An organisation where the staff show staying power goes against the trend. A Hudson report, based on a survey of 6500 professionals across Australia and New Zealand, found that 53 per cent of accounting and finance professionals describe themselves as either actively or passively seeking a new role.
In a recent article in Acuity magazine, James Wood, associate director, accounting and finance, at Hudson’s Sydney office, said the main reason for those looking to move on is they no longer feel motivated. Other factors include looking for work-life balance, flexibility, salary, workplace culture and a great manager, he said.
Jirsch Sutherland manager Tina Battye notched up her 10 years with the firm in May 2019. She joined as a Manager in the Sydney office but also worked in Newcastle. Tina says she was attracted to having exposure to more experienced liquidators.
“Also, at the time I joined, the Newcastle office was expanding,” she says. “As I’m from Newcastle I could see there were opportunities to help establish an office here on a much bigger scale than what existed.”
Tina says her role continues to evolve. “I work on client and insolvency projects but also manage projects for the firm nationally, including on compliance, quality control management, staff training, and precedent maintenance.”
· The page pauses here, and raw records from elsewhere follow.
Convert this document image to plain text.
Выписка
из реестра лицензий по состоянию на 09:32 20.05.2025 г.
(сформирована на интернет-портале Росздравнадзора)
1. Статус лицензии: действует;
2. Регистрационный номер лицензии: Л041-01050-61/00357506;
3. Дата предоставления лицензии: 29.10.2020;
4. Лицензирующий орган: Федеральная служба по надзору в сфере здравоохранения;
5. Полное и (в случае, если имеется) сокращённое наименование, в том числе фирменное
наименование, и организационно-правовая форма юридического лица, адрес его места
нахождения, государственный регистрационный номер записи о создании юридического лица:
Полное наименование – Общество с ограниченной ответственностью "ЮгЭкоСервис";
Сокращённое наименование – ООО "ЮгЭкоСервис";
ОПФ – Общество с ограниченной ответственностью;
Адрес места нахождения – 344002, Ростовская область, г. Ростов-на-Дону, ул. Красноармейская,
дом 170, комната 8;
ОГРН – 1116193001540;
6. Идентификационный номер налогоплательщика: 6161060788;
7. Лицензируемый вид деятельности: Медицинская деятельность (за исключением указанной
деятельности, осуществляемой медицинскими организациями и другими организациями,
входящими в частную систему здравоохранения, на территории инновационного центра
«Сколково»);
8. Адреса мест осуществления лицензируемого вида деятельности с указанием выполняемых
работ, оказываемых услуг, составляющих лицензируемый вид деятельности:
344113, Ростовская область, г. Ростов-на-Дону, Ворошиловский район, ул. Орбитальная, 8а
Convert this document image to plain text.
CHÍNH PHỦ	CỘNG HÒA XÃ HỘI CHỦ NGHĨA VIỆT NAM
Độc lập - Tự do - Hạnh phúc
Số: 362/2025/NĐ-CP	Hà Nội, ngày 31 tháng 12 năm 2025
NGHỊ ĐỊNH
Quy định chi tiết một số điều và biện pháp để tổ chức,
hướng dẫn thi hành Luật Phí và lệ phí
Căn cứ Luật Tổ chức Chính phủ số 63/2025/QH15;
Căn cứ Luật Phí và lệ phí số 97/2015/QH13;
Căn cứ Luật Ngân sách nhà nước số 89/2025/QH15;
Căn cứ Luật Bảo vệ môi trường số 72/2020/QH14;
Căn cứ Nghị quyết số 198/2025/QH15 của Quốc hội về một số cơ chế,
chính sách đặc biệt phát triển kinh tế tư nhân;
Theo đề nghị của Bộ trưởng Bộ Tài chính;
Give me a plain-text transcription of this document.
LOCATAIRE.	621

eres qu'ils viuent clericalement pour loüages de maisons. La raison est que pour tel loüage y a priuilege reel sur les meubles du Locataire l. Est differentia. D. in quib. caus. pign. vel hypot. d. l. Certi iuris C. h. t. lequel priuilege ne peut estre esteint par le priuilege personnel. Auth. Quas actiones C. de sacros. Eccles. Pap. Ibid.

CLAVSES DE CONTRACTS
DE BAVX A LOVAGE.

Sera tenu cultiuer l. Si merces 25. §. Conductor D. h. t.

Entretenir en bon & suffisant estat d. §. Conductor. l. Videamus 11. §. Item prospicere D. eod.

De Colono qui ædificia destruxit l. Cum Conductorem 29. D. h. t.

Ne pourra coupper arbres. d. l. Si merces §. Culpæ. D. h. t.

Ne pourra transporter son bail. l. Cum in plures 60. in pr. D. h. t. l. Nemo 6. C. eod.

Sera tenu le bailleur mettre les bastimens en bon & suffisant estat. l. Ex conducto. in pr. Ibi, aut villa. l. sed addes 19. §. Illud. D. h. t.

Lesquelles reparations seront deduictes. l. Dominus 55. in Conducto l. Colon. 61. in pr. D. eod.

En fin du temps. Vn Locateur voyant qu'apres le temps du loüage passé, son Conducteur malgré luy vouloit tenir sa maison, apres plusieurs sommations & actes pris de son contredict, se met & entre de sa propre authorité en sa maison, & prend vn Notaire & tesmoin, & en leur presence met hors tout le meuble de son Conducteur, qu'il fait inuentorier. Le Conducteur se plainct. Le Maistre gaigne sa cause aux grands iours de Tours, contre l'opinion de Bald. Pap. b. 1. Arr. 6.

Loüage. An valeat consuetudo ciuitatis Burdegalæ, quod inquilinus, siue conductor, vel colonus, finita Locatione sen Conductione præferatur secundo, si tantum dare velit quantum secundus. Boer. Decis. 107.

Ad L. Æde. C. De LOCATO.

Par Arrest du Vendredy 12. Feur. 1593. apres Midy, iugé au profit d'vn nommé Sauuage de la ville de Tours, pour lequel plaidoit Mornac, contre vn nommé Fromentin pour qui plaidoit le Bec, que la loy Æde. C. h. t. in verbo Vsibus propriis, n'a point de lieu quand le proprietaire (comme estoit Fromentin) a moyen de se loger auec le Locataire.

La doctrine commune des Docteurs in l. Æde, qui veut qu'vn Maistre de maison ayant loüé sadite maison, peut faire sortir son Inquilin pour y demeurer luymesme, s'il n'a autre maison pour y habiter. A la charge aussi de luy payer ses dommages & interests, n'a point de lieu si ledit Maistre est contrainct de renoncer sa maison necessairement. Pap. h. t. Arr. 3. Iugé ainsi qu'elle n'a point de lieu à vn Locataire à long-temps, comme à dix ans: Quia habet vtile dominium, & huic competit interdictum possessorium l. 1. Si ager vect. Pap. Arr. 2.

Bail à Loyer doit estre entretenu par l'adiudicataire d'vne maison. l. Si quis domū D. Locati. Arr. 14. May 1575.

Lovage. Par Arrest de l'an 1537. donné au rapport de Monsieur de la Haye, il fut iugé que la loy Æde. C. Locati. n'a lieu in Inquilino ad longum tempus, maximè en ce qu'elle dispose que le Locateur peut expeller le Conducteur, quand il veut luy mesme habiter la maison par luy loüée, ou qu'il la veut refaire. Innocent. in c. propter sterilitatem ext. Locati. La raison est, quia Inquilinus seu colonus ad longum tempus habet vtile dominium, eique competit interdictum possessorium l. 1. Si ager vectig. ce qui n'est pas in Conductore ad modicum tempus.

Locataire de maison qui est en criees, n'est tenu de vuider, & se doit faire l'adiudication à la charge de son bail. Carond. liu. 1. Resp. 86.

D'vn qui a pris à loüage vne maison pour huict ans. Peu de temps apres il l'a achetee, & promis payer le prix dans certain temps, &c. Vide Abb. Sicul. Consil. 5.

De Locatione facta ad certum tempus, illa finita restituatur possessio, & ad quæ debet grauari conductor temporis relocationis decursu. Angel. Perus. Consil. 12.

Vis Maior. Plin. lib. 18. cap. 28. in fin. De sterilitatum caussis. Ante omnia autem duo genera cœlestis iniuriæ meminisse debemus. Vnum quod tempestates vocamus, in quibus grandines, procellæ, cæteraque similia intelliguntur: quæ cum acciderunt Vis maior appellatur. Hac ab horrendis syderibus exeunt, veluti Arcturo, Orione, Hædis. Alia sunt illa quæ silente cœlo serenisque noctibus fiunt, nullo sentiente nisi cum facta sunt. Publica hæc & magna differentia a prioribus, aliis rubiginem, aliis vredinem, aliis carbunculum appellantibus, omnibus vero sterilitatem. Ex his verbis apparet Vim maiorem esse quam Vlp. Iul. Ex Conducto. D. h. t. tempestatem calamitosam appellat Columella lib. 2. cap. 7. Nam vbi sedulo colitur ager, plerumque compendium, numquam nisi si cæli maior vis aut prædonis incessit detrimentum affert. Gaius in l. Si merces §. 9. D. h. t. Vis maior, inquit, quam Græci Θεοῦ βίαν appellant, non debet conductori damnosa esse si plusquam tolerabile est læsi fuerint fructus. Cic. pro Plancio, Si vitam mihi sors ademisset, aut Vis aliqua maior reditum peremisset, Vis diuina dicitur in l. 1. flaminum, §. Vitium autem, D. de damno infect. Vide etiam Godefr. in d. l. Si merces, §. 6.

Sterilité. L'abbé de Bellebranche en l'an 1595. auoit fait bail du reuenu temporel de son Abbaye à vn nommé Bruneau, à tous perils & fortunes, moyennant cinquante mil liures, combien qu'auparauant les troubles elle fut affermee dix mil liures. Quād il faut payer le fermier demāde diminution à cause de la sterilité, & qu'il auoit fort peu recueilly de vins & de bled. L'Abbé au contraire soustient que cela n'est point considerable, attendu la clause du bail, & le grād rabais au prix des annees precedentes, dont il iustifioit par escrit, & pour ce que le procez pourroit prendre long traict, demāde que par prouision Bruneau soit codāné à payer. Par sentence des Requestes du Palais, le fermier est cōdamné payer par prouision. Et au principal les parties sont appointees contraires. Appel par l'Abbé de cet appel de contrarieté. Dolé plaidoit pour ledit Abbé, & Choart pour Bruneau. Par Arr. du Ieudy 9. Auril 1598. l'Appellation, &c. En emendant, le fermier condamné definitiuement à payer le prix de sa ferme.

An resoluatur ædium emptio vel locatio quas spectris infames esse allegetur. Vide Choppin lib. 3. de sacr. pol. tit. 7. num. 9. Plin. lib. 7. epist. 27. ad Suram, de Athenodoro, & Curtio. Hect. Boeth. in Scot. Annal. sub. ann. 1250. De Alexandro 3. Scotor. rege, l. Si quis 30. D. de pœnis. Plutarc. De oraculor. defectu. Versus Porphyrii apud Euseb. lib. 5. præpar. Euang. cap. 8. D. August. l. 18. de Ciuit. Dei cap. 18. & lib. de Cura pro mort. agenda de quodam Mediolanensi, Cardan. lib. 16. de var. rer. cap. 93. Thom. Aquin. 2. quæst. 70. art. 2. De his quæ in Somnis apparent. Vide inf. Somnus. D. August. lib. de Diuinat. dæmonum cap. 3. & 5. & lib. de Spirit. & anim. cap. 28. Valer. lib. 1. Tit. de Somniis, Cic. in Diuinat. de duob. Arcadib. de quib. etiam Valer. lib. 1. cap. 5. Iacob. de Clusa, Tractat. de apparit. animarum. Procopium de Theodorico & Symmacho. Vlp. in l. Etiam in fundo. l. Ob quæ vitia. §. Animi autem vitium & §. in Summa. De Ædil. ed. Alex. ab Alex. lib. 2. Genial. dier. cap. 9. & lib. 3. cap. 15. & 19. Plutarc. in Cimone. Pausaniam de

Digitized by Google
The opportunities that the firm provides as well as the team are the key reasons Tina has stayed so long. She says “she’s not kidding” when she says the workplace culture is probably the best in Newcastle. “The flexibility offered is fantastic,” she says. “I have had two babies during my time here and have had no issues navigating the juggle of work and home life as Jirsch Sutherland are so accommodating.”
National Practice Manager Carolyn Docherty first joined Jirsch Sutherland in 2000 before going overseas in 2002 and returning in 2004, making it 15 years of continuous service this time around. Carolyn’s first stint was as an insolvency practitioner but she returned as a practice manager.
“That was in name only as I was assisting with cash flows and insolvency work,” she says. “Then as the firm grew and we added businesses around the country, the job morphed into National Practice Manager.”
Carolyn says she was initially attracted to the organisation because it was a small firm that showed nurturing and caring values. “I’ve stayed because of the great opportunities and great team I worked with who are inclusive and respectful,” she says.
Other Jirsch Sutherland team members with more than 10 years’ tenure include: Bradd Morelli, Lloyd Kerr, Sule Arnautovic and Daniel Civil.